Ewentualne artykuły SEO (Search Engine Optimization, czyli tworzone z myślą o wyszukiwarce Google) oraz artykuły takie jak sprawozdania finansowe Bloomberga mają jedną cechę wspólną. Powstają one na bazie istniejących danych. Tylko w ten sposób twór, który dziś nazywamy sztuczną inteligencją jest w stanie pracować. Musi dostać bazę danych, na podstawie której stworzy coś nowego. I to jest element, który sprawia, że roboty, komputery ani programy nie zastąpią dziennikarzy ani w najbliższej przyszłości, ani może nigdy.

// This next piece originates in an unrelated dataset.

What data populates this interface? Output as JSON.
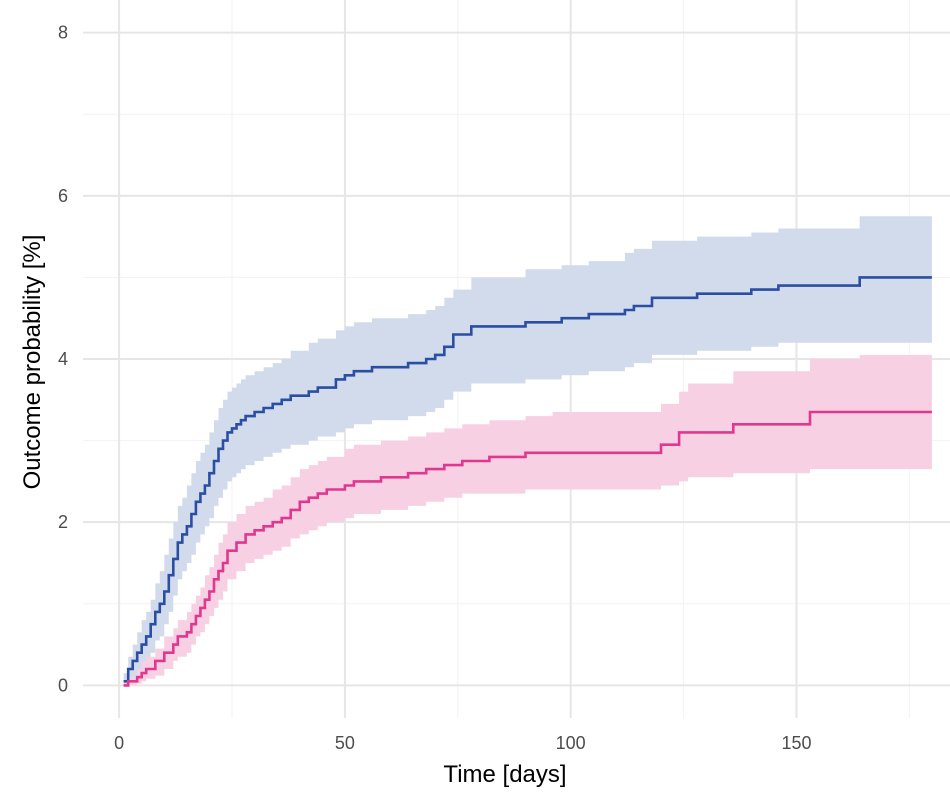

Pisanie to tylko ułamek pracy dziennikarza

W dziennikarstwie sama czynność składania zdań, którą SI jest w stanie wykonać, to zaledwie mała część pracy. Najważniejsze jest znalezienie oryginalnego tematu oraz zdobycie informacji. Nawet jeśli jest to tak błahy temat, jak kot, który utknął na drzewie, a zdobycie informacji ogranicza się do jednego telefonu, to są to zadania przekraczające możliwości dzisiejszej sztucznej inteligencji. Bo ani kota na drzewie, ani telefonu nie da się zamknąć w bazie danych, którą SI mogła być "przerabiać".

Sztuczna inteligencja świetnie sobie dziś radzi z pracą na dużych zbiorach danych, rozpoznawaniem wzorców oraz przetwarzaniem obrazu. Jednak w kwestii umiejętności twórczych, to kreatywnością przegrywa z dwulatkiem wyposażonym w paczkę kredek.